Deux thèses s’affrontent parmi les partisans russophiles de la guerre américano-otanienne en Ukraine contre la Russie l’alliée conditionnelle de la superpuissance chinoise. Il y a la thèse des supporters inconditionnels de Vladimir Poutine qui proclament l’unité indéfectible des deux alliés asiatiques (Chine – Russie) qui, croient-ils fermement, gagnera cet affrontement. Il y a la thèse de ceux qui croient que la Russie s’est engagée seule dans le guêpier ukrainien. Selon eux, la Chine conserve une attitude modérée – quasi neutre – dans cette affaire et la puissance chinoise souhaiterait selon eux un match nul entre l’Ukraine et la Russie…autant dire une défaite de l’allié russe. Cette deuxième thèse origine du Washington Post et est reprise par quelques analystes russophiles dont Andrew Korybco dans l’article ci-dessous que nous allons analyser. Pour notre part nous croyons que la guerre en Ukraine s’inscrit en droite ligne dans la dynamique de la guerre multimodale, multiplateforme et totale que la superpuissance états-uniennes déclinante mène à la superpuissance chinoise « émergente ». Cette guerre géolocalisée en Europe ou se concentre l’essentiel des complices et des affidés des USA a pour but d’affaiblir le principal allié de la Chine, son fournisseur d’énergie et de matières premières, afin de compléter l’encerclement de la Chine et de préparer les conditions de la guerre pour Taïwan dans le Pacifique, là ou aura lieu l’affrontement final. La victoire de la Russie est vitale pour la survie de la « Sainte Russie » et indispensable pour l’Empire du milieu (Chine) dans ses préparatifs de guerre contre l’Alliance Atlantique-OTAN.

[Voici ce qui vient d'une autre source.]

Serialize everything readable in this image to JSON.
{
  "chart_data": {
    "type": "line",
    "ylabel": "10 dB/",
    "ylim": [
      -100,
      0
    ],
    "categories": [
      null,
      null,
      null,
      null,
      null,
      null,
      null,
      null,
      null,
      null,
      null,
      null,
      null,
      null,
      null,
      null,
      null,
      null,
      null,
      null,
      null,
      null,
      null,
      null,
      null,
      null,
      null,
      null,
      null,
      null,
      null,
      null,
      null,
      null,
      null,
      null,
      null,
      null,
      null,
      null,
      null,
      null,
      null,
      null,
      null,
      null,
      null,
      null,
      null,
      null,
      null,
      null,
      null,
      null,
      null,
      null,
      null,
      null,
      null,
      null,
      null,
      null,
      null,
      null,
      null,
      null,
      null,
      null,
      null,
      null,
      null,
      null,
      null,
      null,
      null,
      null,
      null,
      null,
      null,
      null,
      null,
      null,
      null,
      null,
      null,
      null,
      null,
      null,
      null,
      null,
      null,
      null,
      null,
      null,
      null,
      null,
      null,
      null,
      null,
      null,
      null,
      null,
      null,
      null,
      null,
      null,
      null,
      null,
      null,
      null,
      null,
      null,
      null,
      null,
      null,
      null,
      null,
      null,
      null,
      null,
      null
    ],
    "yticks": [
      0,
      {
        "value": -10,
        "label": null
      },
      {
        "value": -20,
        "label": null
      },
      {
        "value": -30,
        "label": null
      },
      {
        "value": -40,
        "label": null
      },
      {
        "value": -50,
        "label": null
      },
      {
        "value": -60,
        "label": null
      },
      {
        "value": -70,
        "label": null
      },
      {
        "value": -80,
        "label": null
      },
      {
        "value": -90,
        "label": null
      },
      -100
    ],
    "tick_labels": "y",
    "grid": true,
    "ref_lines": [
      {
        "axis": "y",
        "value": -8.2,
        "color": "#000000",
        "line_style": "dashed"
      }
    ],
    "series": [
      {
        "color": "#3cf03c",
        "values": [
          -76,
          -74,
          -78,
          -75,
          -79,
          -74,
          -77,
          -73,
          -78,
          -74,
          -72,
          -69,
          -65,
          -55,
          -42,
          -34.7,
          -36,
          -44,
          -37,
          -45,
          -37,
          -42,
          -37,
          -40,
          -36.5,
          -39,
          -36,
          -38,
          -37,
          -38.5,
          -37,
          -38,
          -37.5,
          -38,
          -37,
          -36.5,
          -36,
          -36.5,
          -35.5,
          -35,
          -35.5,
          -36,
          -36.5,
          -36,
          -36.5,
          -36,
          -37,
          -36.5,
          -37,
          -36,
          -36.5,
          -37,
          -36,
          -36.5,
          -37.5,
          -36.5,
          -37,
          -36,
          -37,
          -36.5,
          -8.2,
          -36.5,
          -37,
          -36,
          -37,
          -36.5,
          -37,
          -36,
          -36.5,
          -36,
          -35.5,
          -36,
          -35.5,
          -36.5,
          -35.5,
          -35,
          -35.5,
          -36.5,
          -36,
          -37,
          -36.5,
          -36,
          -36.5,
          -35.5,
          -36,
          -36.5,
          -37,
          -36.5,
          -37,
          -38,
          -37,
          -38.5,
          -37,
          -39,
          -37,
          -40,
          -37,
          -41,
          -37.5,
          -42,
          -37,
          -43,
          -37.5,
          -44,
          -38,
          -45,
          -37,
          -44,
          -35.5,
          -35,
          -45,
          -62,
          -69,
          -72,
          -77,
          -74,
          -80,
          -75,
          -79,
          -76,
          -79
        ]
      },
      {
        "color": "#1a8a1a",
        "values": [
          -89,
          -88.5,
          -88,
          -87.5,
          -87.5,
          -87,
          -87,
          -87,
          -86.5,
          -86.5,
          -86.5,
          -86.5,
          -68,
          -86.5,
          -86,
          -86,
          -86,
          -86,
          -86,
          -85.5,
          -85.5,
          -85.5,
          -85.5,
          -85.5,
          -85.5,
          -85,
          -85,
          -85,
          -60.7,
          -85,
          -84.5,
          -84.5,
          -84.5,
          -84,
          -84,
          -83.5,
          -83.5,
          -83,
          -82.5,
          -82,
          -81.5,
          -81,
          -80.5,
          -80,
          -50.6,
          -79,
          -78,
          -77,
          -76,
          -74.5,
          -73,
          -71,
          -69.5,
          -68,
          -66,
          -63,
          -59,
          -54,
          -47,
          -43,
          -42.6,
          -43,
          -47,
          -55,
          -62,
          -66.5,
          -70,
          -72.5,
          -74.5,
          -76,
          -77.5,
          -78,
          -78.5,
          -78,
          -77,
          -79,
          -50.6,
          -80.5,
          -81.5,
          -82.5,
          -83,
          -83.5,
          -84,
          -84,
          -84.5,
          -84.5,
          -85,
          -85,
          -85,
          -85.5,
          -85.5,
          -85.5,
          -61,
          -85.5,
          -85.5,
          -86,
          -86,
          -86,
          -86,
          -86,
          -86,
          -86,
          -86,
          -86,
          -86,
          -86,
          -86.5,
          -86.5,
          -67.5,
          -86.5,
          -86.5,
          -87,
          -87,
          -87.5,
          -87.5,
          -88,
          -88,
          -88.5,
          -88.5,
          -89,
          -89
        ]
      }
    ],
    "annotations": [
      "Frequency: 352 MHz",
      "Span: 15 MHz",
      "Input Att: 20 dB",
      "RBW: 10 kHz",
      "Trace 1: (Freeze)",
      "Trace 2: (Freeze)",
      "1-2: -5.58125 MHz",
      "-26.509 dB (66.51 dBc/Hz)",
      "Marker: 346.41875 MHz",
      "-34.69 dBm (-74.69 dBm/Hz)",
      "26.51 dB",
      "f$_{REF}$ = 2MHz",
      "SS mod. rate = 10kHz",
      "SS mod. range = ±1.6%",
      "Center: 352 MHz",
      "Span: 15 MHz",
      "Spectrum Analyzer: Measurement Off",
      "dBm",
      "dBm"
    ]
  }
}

Par Andrew Korybko – Le 2 février 2023. Sur Le Washington Post a tout faux : La Chine ne veut pas de gagnant en Ukraine | Le Saker Francophone

Le Washington Post a publié en début de semaine un article d’opinion de Max Boot déclarant que « Xi Jinping ne veut pas se retrouver du côté des perdants en Ukraine« . Il estime, à juste titre, que la République populaire pratique une politique équilibrée à l’égard du conflit ukrainien, dans laquelle elle ne soutient pas formellement l’un ou l’autre camp, mais il a tort de conclure que c’est parce qu’elle veut se retrouver du côté des vainqueurs. En réalité, la Chine ne souhaite la victoire de personne en Ukraine. (sic)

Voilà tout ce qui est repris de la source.